Materials provided by Experimental Biology 2017. Note: Content may be edited for style and length.

lundi 10 avril 2017

Activité physique, comportement sédentaire et leurs corrélations chez les enfants avec un diagnostic de trouble du spectre de l'autisme: une revue systématique

Aperçu: G.M.
Le trouble du spectre autistique affecte jusqu'à 2,5% des enfants et est associé à des résultats néfastes pour la santé (par exemple, l'obésité). Les faibles niveaux d'activité physique et les niveaux élevés de comportements sédentaires peuvent contribuer à des résultats néfastes pour la santé. Pour examiner systématiquement la prévalence et les corrélats de l'activité physique et des comportements sédentaires chez les enfants avec un diagnostic de trouble du spectre de l'autisme, les bases de données électroniques (PsycINFO, SPORTDiscus, EMBASE, Medline) ont été recherchées des débuts à novembre 2015.  
Parmi les 35 études incluses, 15 prédominent la prévalence de l'activité physique, 10 rapports liés à l'activité physique, 18 ont déclaré une prévalence du comportement sédentaire et 10 rapports de comportement sédentaire corrélés. Les estimations de l'activité physique des enfants (34-166 minutes / jour, moyenne de 86 minutes / jour) et le comportement sédentaire (126-558 min / jour en temps d'écran, moyenne de 271 minutes / jour, 428-750 minutes / jour dans le comportement sédentaire total, Moyenne de 479 minutes / jour) ont varié selon les études. 
L'âge était constamment associé inversement, et le sexe était inconséquemment associé à l'activité physique. L'âge et le sexe étaient associés de manière incohérente au comportement sédentaire. La taille des échantillons était faible. Tous sauf une des études ont été classés comme ayant un risque élevé de biais.
Peu de corrélats ont été signalés dans des études suffisantes pour fournir des estimations globales des associations. Les corrélations potentielles dans l'environnement physique demeurent largement non examinées. Cette revue met en évidence des niveaux variables d'activité physique et de comportement sédentaire chez les enfantsavec un diagnostic de trouble du spectre de l'autisme. Des recherches sont nécessaires pour identifier systématiquement les corrélats de ces comportements. Il existe un besoin critique d'interventions pour soutenir des niveaux sains de ces comportements.  
 
 
PLoS One. 2017 Feb 28;12(2):e0172482. doi: 10.1371/journal.pone.0172482. eCollection 2017.

Physical activity, sedentary behavior and their correlates in children with Autism Spectrum Disorder: A systematic review

Author information

1
Deakin University, Institute for Physical Activity and Nutrition, School of Exercise and Nutrition Sciences, Geelong, Victoria, Australia.
2
Early Start Research Institute, Faculty of Social Sciences, University of Wollongong, Wollongong, New South Wales, Australia.
3
Deakin University, Deakin Child Study Centre, School of Psychology, Burwood, Victoria, Australia.
4
Deakin University, School of Health and Social Development, Burwood, Victoria, Australia.
5
University of Melbourne, Department of Paediatrics, Parkville, Victoria, Australia.
6
Murdoch Childrens Research Institute, Parkville, Victoria, Australia.
7
Deakin University, Centre of Social and Early Emotional Development, School of Psychology, Burwood, Victoria, Australia.

Abstract

Autism Spectrum Disorder affects up to 2.5% of children and is associated with harmful health outcomes (e.g. obesity).
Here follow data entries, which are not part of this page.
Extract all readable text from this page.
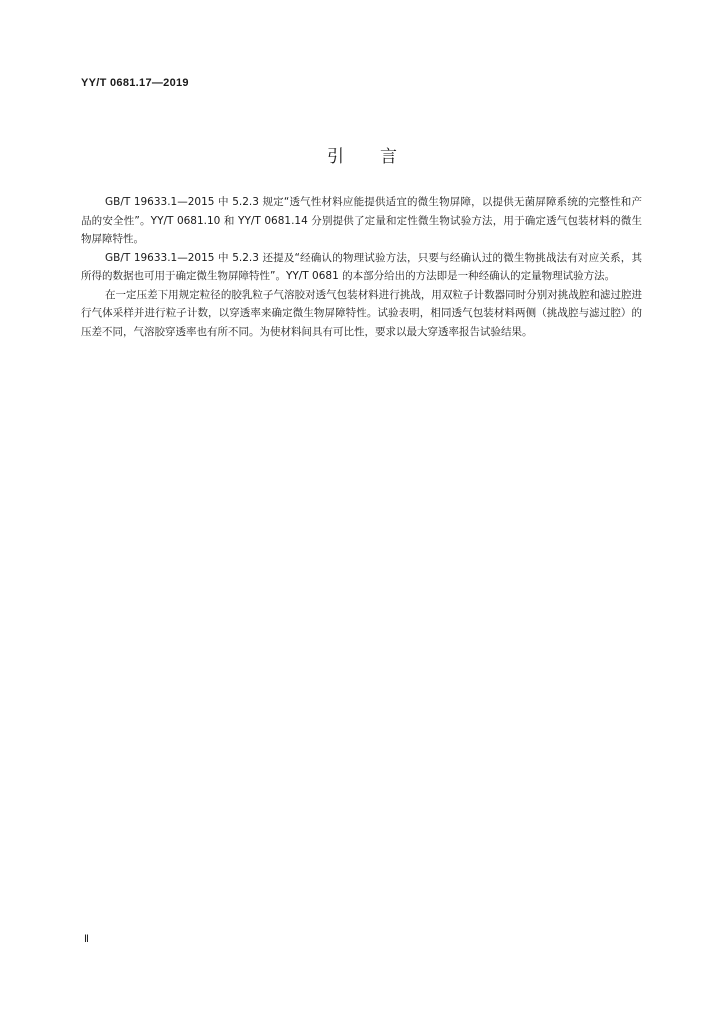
YY/T 0681.17—2019
引言

GB/T 19633.1—2015 中 5.2.3 规定“透气性材料应能提供适宜的微生物屏障，以提供无菌屏障系统的完整性和产品的安全性”。YY/T 0681.10 和 YY/T 0681.14 分别提供了定量和定性微生物试验方法，用于确定透气包装材料的微生物屏障特性。

GB/T 19633.1—2015 中 5.2.3 还提及“经确认的物理试验方法，只要与经确认过的微生物挑战法有对应关系，其所得的数据也可用于确定微生物屏障特性”。YY/T 0681 的本部分给出的方法即是一种经确认的定量物理试验方法。

在一定压差下用规定粒径的胶乳粒子气溶胶对透气包装材料进行挑战，用双粒子计数器同时分别对挑战腔和滤过腔进行气体采样并进行粒子计数，以穿透率来确定微生物屏障特性。试验表明，相同透气包装材料两侧（挑战腔与滤过腔）的压差不同，气溶胶穿透率也有所不同。为使材料间具有可比性，要求以最大穿透率报告试验结果。

Ⅱ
Low levels of physical activity and high levels of sedentary behaviors may contribute to harmful health outcomes. To systematically review the prevalence and correlates of physical activity and sedentary behaviors in children with Autism Spectrum Disorder, electronic databases (PsycINFO, SPORTDiscus, EMBASE, Medline) were searched from inception to November 2015. The review was registered with PROSPERO (CRD42014013849). Peer-reviewed, English language studies were included. Two reviewers screened potentially relevant articles. Outcomes of interest were physical activity and sedentary behaviour levels and their potential correlates. Data were collected and analysed in 2015. Of 35 included studies, 15 reported physical activity prevalence, 10 reported physical activity correlates, 18 reported sedentary behavior prevalence, and 10 reported sedentary behavior correlates. Estimates of children's physical activity (34-166 mins/day, average 86 mins/day) and sedentary behavior (126-558 mins/day in screen time, average 271 mins/day; 428-750 mins/day in total sedentary behavior, average 479 mins/day) varied across studies. Age was consistently inversely associated, and sex inconsistently associated with physical activity. Age and sex were inconsistently associated with sedentary behavior. Sample sizes were small. All but one of the studies were classified as having high risk of bias. Few correlates have been reported in sufficient studies to provide overall estimates of associations. Potential correlates in the physical environment remain largely unexamined. This review highlights varying levels of physical activity and sedentary behavior in children with Autism Spectrum Disorder. Research is needed to consistently identify the correlates of these behaviors. There is a critical need for interventions to support healthy levels of these behaviors.
PMID: 28245224
PMCID: PMC5330469
DOI: 10.1371/journal.pone.0172482

Niveaux d'activité physique, fréquence et type chez les adolescents avec et sans trouble du spectre autistique

Aperçu: G.M.
Nous avons comparé le temps consacré à l'activité physique modérée et vigoureuse (MVPA), le type et la fréquence de participation aux activités physiques chez les adolescents avec un diagnostic de TSA (n = 35) et les adolescents en développement (TD) typique (n = 60). Les accéléromètres ont mesuré la MVPA et les participants ont été interviewés au sujet de l'engagement dans les activités physiques. Les adolescents avec un diagnostic de TSAont passé moins de temps dans la MVPA par rapport aux adolescents TD (29 min / jour contre 50 min / jour, p <0,001) et moins ont respecté les recommandations sur l'activité physique pour les Américains (14 contre 29%, p> 0,05). Chez les adolescents de moins de 16 ans, ceux avec un diagnostic de TSA ont participé à moins d'activités que les adolescents TD (5,3 contre 7,1 activités, p <0,03). La marche / randonnée et les jeux vidéo actifs faisaient partie des principales activités pour les deux groupes. 
Les résultats confirment la nécessité d'interventions répondant aux besoins des jeunes avec un diagnostic de TSA.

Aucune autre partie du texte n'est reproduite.